New HIV infections continue to drive the epidemic. Shutterstock
But HIV/Aids has not been brought under control and new infections continue to drive the epidemic. Aids remains a leading cause of death in Africa.
Even if new infections are prevented, 36.9 million people with HIV around the world must take antiretroviral treatment to live a healthy life. While treatment is now as simple as taking a single pill a day, there are still many challenges to daily adherence, including ongoing stigma.
An ultimate solution would be a workable cure. At the recent Conference on Retroviruses and Opportunistic Infections researchers confirmed the second ever case of HIV remission or cure. Known as the London patient, the person went into remission after a stem cell transplant as part of his treatment for cancer. He emerged from the procedure free of both his life-threatening lymphoma and need for anti-HIV therapy.
The Berlin patient, Timothy Brown, made global headlines in 2008 when scientists announced that he had been cured of HIV. It’s been 12 years since Brown was cured, after undergoing chemotherapy, total body irradiation and two stem cell transplants. Brown has been off treatment since the transplant and, after multiple tissue sampling procedures, has no remaining evidence of HIV reservoirs. The London patient is now the longest adult HIV remission after stem cell transplantation since the Berlin patient.
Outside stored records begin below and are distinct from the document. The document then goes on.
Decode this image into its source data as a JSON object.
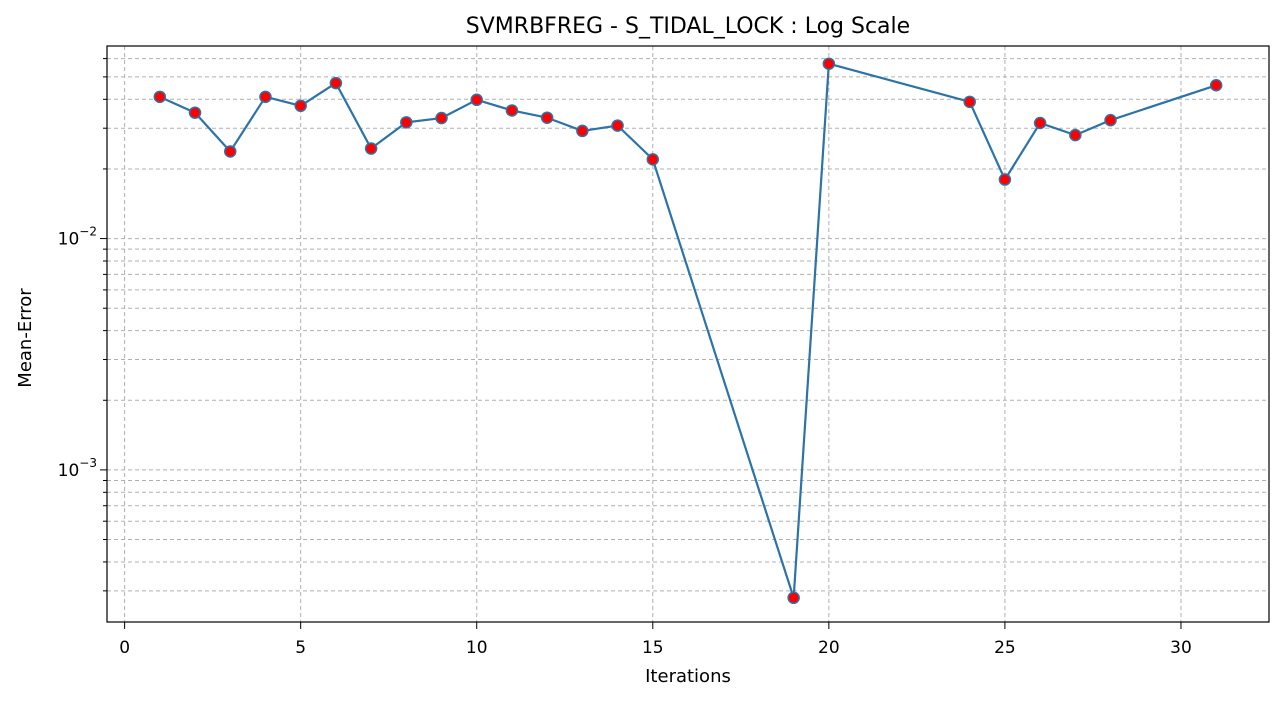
{
  "chart_data": {
    "type": "line",
    "title": "SVMRBFREG - S_TIDAL_LOCK : Log Scale",
    "xlabel": "Iterations",
    "ylabel": "Mean-Error",
    "yscale": "log",
    "xlim": [
      -0.5,
      32.5
    ],
    "ylim": [
      0.00022,
      0.068
    ],
    "xticks": [
      0,
      5,
      10,
      15,
      20,
      25,
      30
    ],
    "yticks_major": [
      {
        "value": 0.001,
        "base": "10",
        "exp": "−3"
      },
      {
        "value": 0.01,
        "base": "10",
        "exp": "−2"
      }
    ],
    "grid": true,
    "line_color": "#2b73a8",
    "marker_color": "#ff0000",
    "series": [
      {
        "x": [
          1,
          2,
          3,
          4,
          5,
          6,
          7,
          8,
          9,
          10,
          11,
          12,
          13,
          14,
          15,
          19,
          20,
          24,
          25,
          26,
          27,
          28,
          31
        ],
        "y": [
          0.041,
          0.035,
          0.0238,
          0.041,
          0.0375,
          0.047,
          0.0245,
          0.0318,
          0.0332,
          0.0398,
          0.0358,
          0.0333,
          0.0292,
          0.0308,
          0.022,
          0.00028,
          0.057,
          0.039,
          0.018,
          0.0316,
          0.028,
          0.0325,
          0.046
        ]
      }
    ]
  }
}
This development is a triumph for medical science as well as for the London patient. But, as exciting as it is, stem cell transplant is a gruelling and dangerous procedure and isn’t the magic bullet that will end HIV/Aids. This is because it’s unfortunately not a scalable, feasible cure for the 39-million people currently living with HIV.
Stem cell transplants
The London patient was HIV positive, but it was his Hodgkin’s lymphoma that led to the need for a stem cell transplant.
The HI virus must link to a human host T cell in the blood or lymph nodes to replicate and infect the body. The virus attaches itself to a set of special links on the human T cell. If one of those links isn’t available due to genetic mutations, the virus may find it harder to get an infection foothold.
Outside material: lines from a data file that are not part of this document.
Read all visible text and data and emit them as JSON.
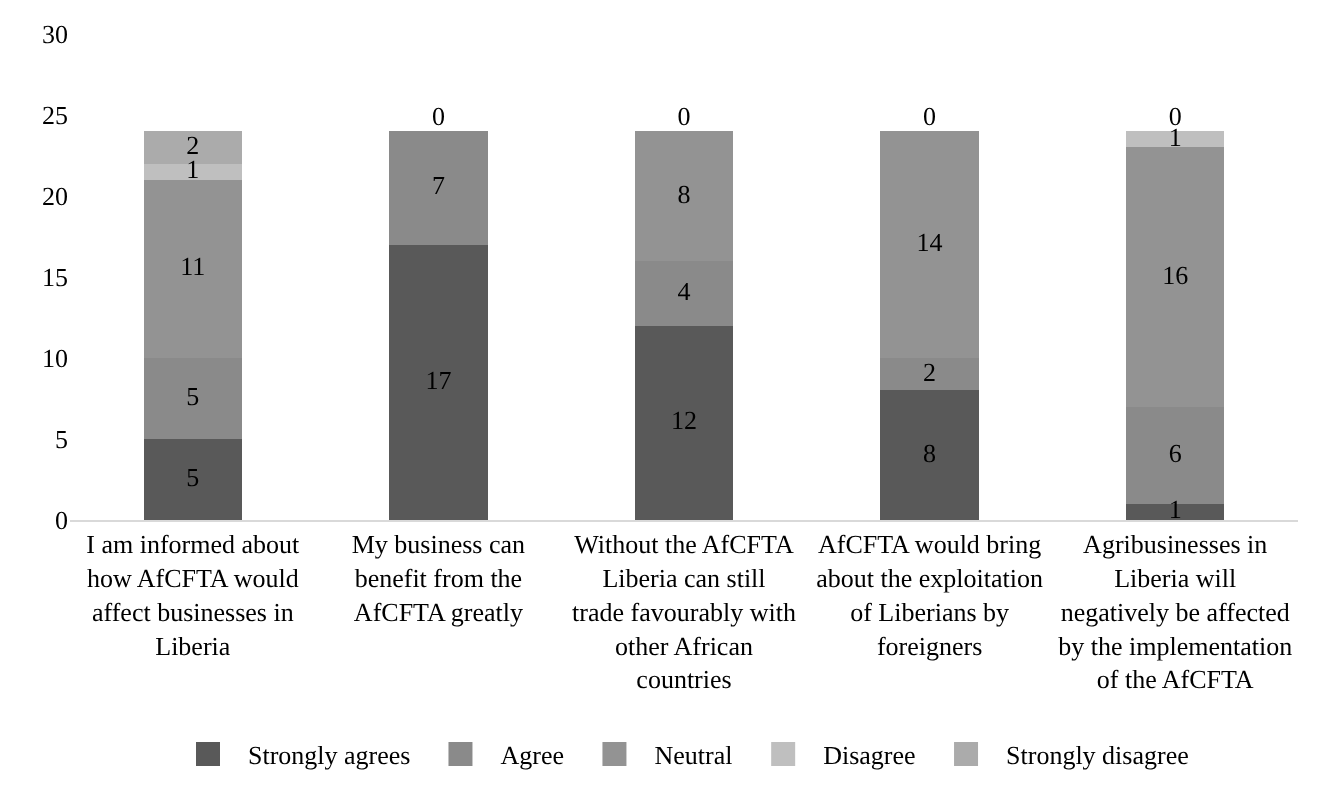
{
  "chart_data": {
    "type": "bar",
    "stacked": true,
    "categories": [
      "I am informed about how AfCFTA would affect businesses in Liberia",
      "My business can benefit from the AfCFTA greatly",
      "Without the AfCFTA Liberia can still trade favourably with other African countries",
      "AfCFTA would bring about the exploitation of Liberians by foreigners",
      "Agribusinesses in Liberia will negatively be affected by the implementation of the AfCFTA"
    ],
    "series": [
      {
        "name": "Strongly agrees",
        "color": "#595959",
        "values": [
          5,
          17,
          12,
          8,
          1
        ],
        "value_labels": [
          "5",
          "17",
          "12",
          "8",
          "1"
        ]
      },
      {
        "name": "Agree",
        "color": "#8a8a8a",
        "values": [
          5,
          7,
          4,
          2,
          6
        ],
        "value_labels": [
          "5",
          "7",
          "4",
          "2",
          "6"
        ]
      },
      {
        "name": "Neutral",
        "color": "#939393",
        "values": [
          11,
          0,
          8,
          14,
          16
        ],
        "value_labels": [
          "11",
          null,
          "8",
          "14",
          "16"
        ]
      },
      {
        "name": "Disagree",
        "color": "#bfbfbf",
        "values": [
          1,
          0,
          0,
          0,
          1
        ],
        "value_labels": [
          "1",
          null,
          null,
          null,
          "1"
        ]
      },
      {
        "name": "Strongly disagree",
        "color": "#ababab",
        "values": [
          2,
          0,
          0,
          0,
          0
        ],
        "value_labels": [
          "2",
          "0",
          "0",
          "0",
          "0"
        ]
      }
    ],
    "ylim": [
      0,
      30
    ],
    "yticks": [
      0,
      5,
      10,
      15,
      20,
      25,
      30
    ],
    "grid": false,
    "legend": "bottom"
  }
}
One such genetic mutation occurs in a link called the CCR5 receptor. Some people have this mutation naturally. The London patient, while on antiretroviral therapy and virally suppressed, had a bone marrow transplant as part of his lymphoma treatment. The bone marrow donor had the genetic mutation and passed it on to the London patient through the procedure, making it more difficult for HIV to replicate.
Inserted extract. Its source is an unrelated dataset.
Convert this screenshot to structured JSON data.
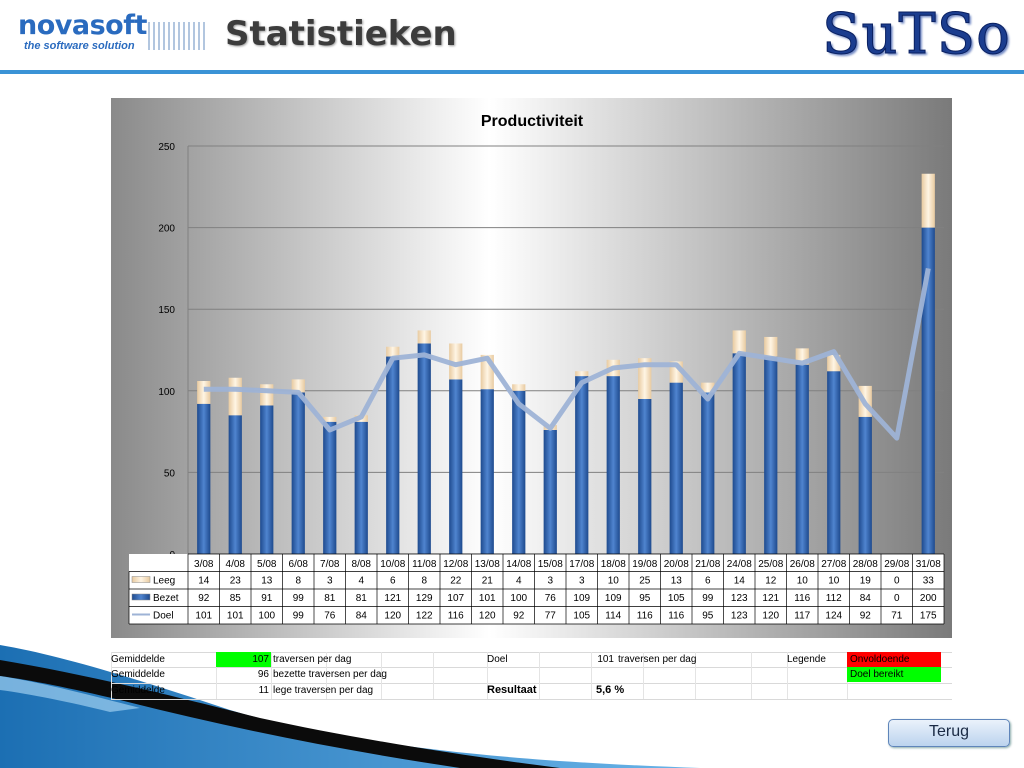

The London patient stopped taking antiretroviral therapy 16 months after the transplant. And 18 months later the virus remains undetectable. Usually, when a person with HIV stops treatment, the virus rebounds within the first month.
The achievement of remission in a second patient has provided further critical information to inform our understanding of how HIV infection occurs and the interaction between human cells and the virus.
As important as this work is, there’s no scalable cure yet and it’s also vital that researchers – and countries – keep putting effort into prevention. Important work continues to be done in this area.
As HIV cure research goes on, so does research into HIV prevention tools, such as Pre-exposure prophylaxis (a daily pill that protects you from HIV infection) and the development of a preventative vaccine.
Two late stage vaccine trials are underway in sub-Saharan Africa. Results will be available in 2022. A preventative vaccine would also greatly enhance efforts to being the HIV epidemic under control.
A working cure, together with a preventative vaccine would be the ingredients for HIV eradication. Until then we need to get effective, accessible treatment for all who need it, while deploying the many prevention tools at our disposal.